91
Carver was not a fan of the open-plan style. Not when it was fully lit and he had to make his way across a good fifty feet of living area, then up a single straight flight of stairs with flimsy wooden banisters and no decent cover anywhere. He came out of the dark with his M4 up and his eyes looking through the sights, ready to fire at the slightest movement or sound.
Yet none came.
At first he thought it might be a trap. He was being lured right into the property, the more easily to be caught at point-blank range. But the ambush he expected never came.
He took the stairs in half-a-dozen strides, three steps at a time.
The landing was deserted.
Carver turned right and made his way along the landing, stepping quietly, keeping his back to the wall until he came to the furthermost door. He paused to listen for any movement or noise from the room beyond it. There was none. He took a pace back, then smashed the heel of his boot against the door, crashing it open.
Nothing happened. The room was empty.
Carver checked around the bed. He opened the wardrobes and went through an internal door to the en-suite bathroom.
No one there.
He went back out to the landing and repeated the process in two more bedroom suites.
The main house had only ever had four bedrooms; guests were put up at smaller cottages in the grounds. When he reached the last bedroom, it was empty, just like the others. But the bedcover was pulled back, the sheets were crumpled and the indentation made by a resting head could still be seen on the pillow. A pair of jeans and a T-shirt had been left carelessly draped over the back of a chair. And there was something more, a lingering trace of scent in the air, a scent that went straight to his brain like a potent drug, triggering memories so powerful it was almost as if he were back in a hotel suite in Hong Kong with her body draped around his, his hand tracing a path down the curve of her spine …
‘Zalika!’ he shouted. ‘Where are you?’
There were no words of reply. But he thought he heard a sound from behind the bathroom door, the whimper of a frightened animal.
He was there in a second, striding across the room, flinging open the door and saying it again – ‘Zalika!’ – when he saw her naked body curled up in the bottom of a huge stone bath.

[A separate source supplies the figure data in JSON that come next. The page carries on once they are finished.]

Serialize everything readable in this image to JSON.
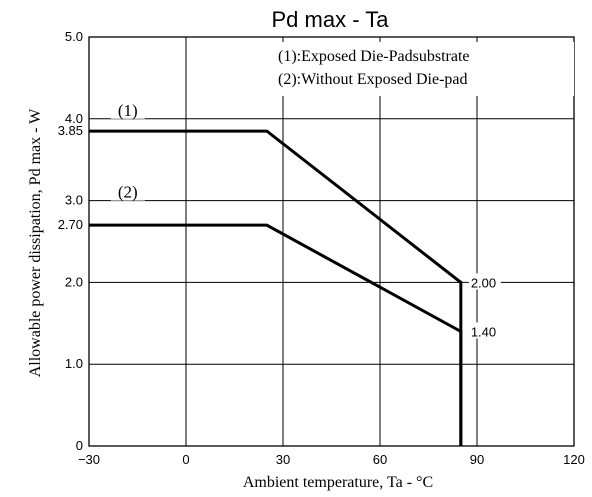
{
  "chart_data": {
    "type": "line",
    "title": "Pd max  -  Ta",
    "xlabel": "Ambient temperature, Ta - °C",
    "ylabel": "Allowable power dissipation, Pd max - W",
    "xlim": [
      -30,
      120
    ],
    "ylim": [
      0,
      5.0
    ],
    "x_ticks": [
      -30,
      0,
      30,
      60,
      90,
      120
    ],
    "x_tick_labels": [
      "−30",
      "0",
      "30",
      "60",
      "90",
      "120"
    ],
    "y_ticks": [
      0,
      1.0,
      2.0,
      3.0,
      4.0,
      5.0
    ],
    "y_tick_labels": [
      "0",
      "1.0",
      "2.0",
      "3.0",
      "4.0",
      "5.0"
    ],
    "y_extra_ticks": [
      {
        "value": 3.85,
        "label": "3.85"
      },
      {
        "value": 2.7,
        "label": "2.70"
      }
    ],
    "grid": true,
    "legend_lines": [
      "(1):Exposed Die-Padsubstrate",
      "(2):Without Exposed Die-pad"
    ],
    "series": [
      {
        "name": "(1)",
        "x": [
          -30,
          25,
          85,
          85
        ],
        "y": [
          3.85,
          3.85,
          2.0,
          0
        ]
      },
      {
        "name": "(2)",
        "x": [
          -30,
          25,
          85,
          85
        ],
        "y": [
          2.7,
          2.7,
          1.4,
          0
        ]
      }
    ],
    "annotations": [
      {
        "label": "(1)",
        "x": -18,
        "y": 4.0
      },
      {
        "label": "(2)",
        "x": -18,
        "y": 3.0
      },
      {
        "label": "2.00",
        "x": 85,
        "y": 2.0
      },
      {
        "label": "1.40",
        "x": 85,
        "y": 1.4
      }
    ]
  }
}
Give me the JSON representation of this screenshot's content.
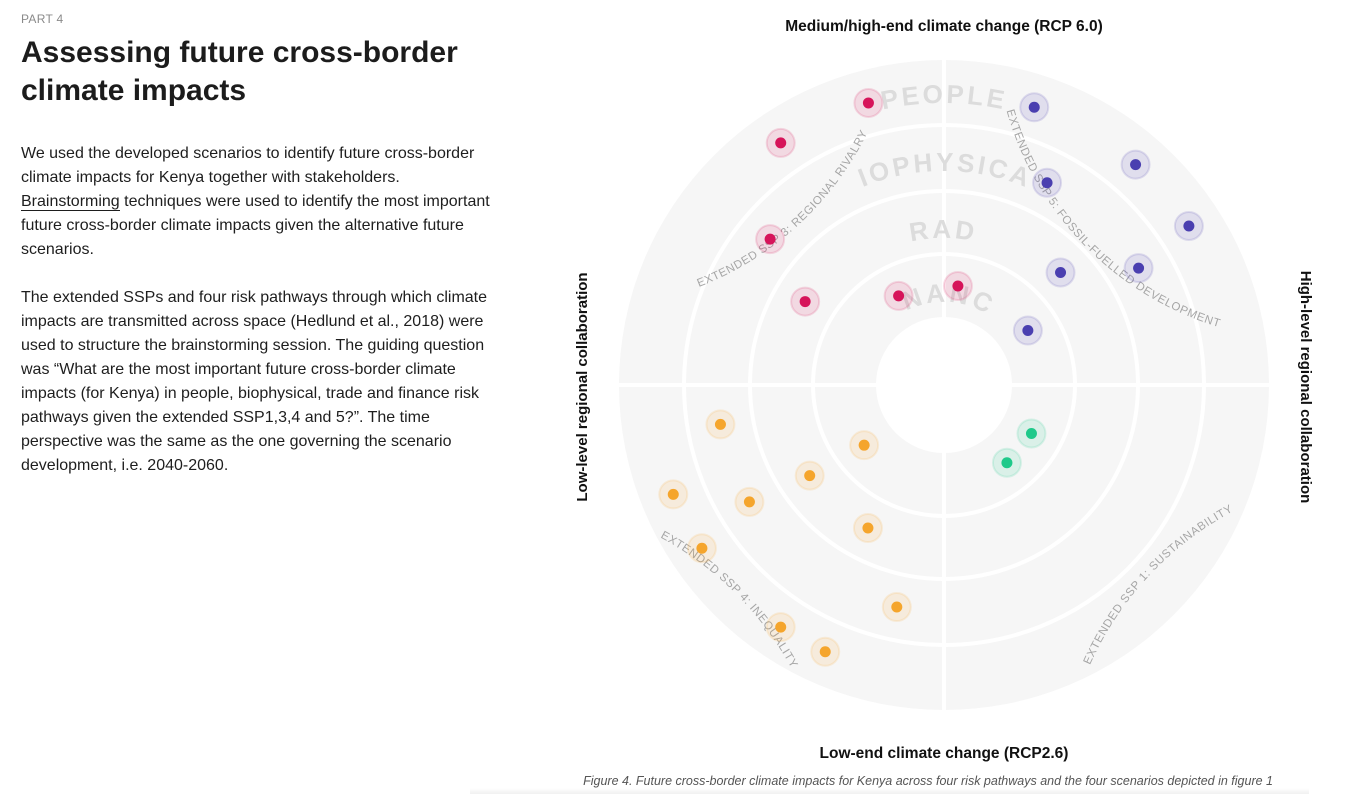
{
  "article": {
    "kicker": "PART 4",
    "title_line1": "Assessing future cross-border",
    "title_line2": "climate impacts",
    "p1_before": "We used the developed scenarios to identify future cross-border climate impacts for Kenya together with stakeholders. ",
    "p1_link": "Brainstorming",
    "p1_after": " techniques were used to identify the most important future cross-border climate impacts given the alternative future scenarios.",
    "p2": "The extended SSPs and four risk pathways through which climate impacts are transmitted across space (Hedlund et al., 2018) were used to structure the brainstorming session. The guiding question was “What are the most important future cross-border climate impacts (for Kenya) in people, biophysical, trade and finance risk pathways given the extended SSP1,3,4 and 5?”. The time perspective was the same as the one governing the scenario development, i.e. 2040-2060."
  },
  "chart_data": {
    "type": "radial-quadrant-scatter",
    "axes": {
      "top": "Medium/high-end climate change (RCP 6.0)",
      "bottom": "Low-end climate change (RCP2.6)",
      "left": "Low-level regional collaboration",
      "right": "High-level regional collaboration"
    },
    "rings": [
      "PEOPLE",
      "BIOPHYSICAL",
      "TRADE",
      "FINANCE"
    ],
    "quadrants": [
      {
        "label": "EXTENDED SSP 3: REGIONAL RIVALRY",
        "position": "top-left",
        "color": "#d6145a"
      },
      {
        "label": "EXTENDED SSP 5: FOSSIL-FUELLED DEVELOPMENT",
        "position": "top-right",
        "color": "#4a3fb0"
      },
      {
        "label": "EXTENDED SSP 4: INEQUALITY",
        "position": "bottom-left",
        "color": "#f5a52c"
      },
      {
        "label": "EXTENDED SSP 1: SUSTAINABILITY",
        "position": "bottom-right",
        "color": "#1fc98a"
      }
    ],
    "points": [
      {
        "quadrant": 0,
        "ring": "PEOPLE",
        "angle_deg": 105
      },
      {
        "quadrant": 0,
        "ring": "PEOPLE",
        "angle_deg": 124
      },
      {
        "quadrant": 0,
        "ring": "BIOPHYSICAL",
        "angle_deg": 140
      },
      {
        "quadrant": 0,
        "ring": "TRADE",
        "angle_deg": 149
      },
      {
        "quadrant": 0,
        "ring": "FINANCE",
        "angle_deg": 117
      },
      {
        "quadrant": 0,
        "ring": "FINANCE",
        "angle_deg": 82
      },
      {
        "quadrant": 1,
        "ring": "PEOPLE",
        "angle_deg": 72
      },
      {
        "quadrant": 1,
        "ring": "PEOPLE",
        "angle_deg": 49
      },
      {
        "quadrant": 1,
        "ring": "PEOPLE",
        "angle_deg": 33
      },
      {
        "quadrant": 1,
        "ring": "BIOPHYSICAL",
        "angle_deg": 63
      },
      {
        "quadrant": 1,
        "ring": "BIOPHYSICAL",
        "angle_deg": 31
      },
      {
        "quadrant": 1,
        "ring": "TRADE",
        "angle_deg": 44
      },
      {
        "quadrant": 1,
        "ring": "FINANCE",
        "angle_deg": 33
      },
      {
        "quadrant": 2,
        "ring": "PEOPLE",
        "angle_deg": 202
      },
      {
        "quadrant": 2,
        "ring": "PEOPLE",
        "angle_deg": 214
      },
      {
        "quadrant": 2,
        "ring": "PEOPLE",
        "angle_deg": 236
      },
      {
        "quadrant": 2,
        "ring": "BIOPHYSICAL",
        "angle_deg": 190
      },
      {
        "quadrant": 2,
        "ring": "BIOPHYSICAL",
        "angle_deg": 211
      },
      {
        "quadrant": 2,
        "ring": "BIOPHYSICAL",
        "angle_deg": 258
      },
      {
        "quadrant": 2,
        "ring": "TRADE",
        "angle_deg": 214
      },
      {
        "quadrant": 2,
        "ring": "TRADE",
        "angle_deg": 242
      },
      {
        "quadrant": 2,
        "ring": "PEOPLE",
        "angle_deg": 246
      },
      {
        "quadrant": 2,
        "ring": "FINANCE",
        "angle_deg": 217
      },
      {
        "quadrant": 3,
        "ring": "FINANCE",
        "angle_deg": 331
      },
      {
        "quadrant": 3,
        "ring": "FINANCE",
        "angle_deg": 309
      }
    ],
    "caption": "Figure 4. Future cross-border climate impacts for Kenya across four risk pathways and the four scenarios depicted in figure 1"
  }
}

He went to her and reached down to touch her, desperate to know that she was still warm, still alive.
‘Are you all right?’
She nodded wordlessly and looked at him with wide, panicked eyes. All her hard-won self-assurance had deserted her, leaving just the broken husk of the girl he had first rescued all those years ago.
‘The guards ran away,’ she said. ‘They were so scared. I just wanted to hide. I didn’t know what was out there. I … I …’ The faintest glimmer of an exhausted smile flickered across her face. ‘I hardly dared hope it was you.’
‘Come on,’ Carver said, helping her from the bath, ‘let’s get you out of here.’
He hesitated then, trying to find the right words for what he had to ask next.
‘Has he … has he treated you all right?’
Zalika pressed herself closer to Carver. He felt her nod against his shoulder. Then she pulled away a fraction and looked him in the eye as she gently ran the tips of her fingers down the side of his face.
‘I’m OK,’ she whispered. ‘He hasn’t hurt me. I promise.’
She pulled on her clothes and followed Carver out of the house, clutching him tight as they passed the four dead bodies on the terrace. Justus met them outside and they began the walk to the Land Rover.
Far away in the night, a lion’s roar echoed across the bush once again, like a rumble of distant thunder.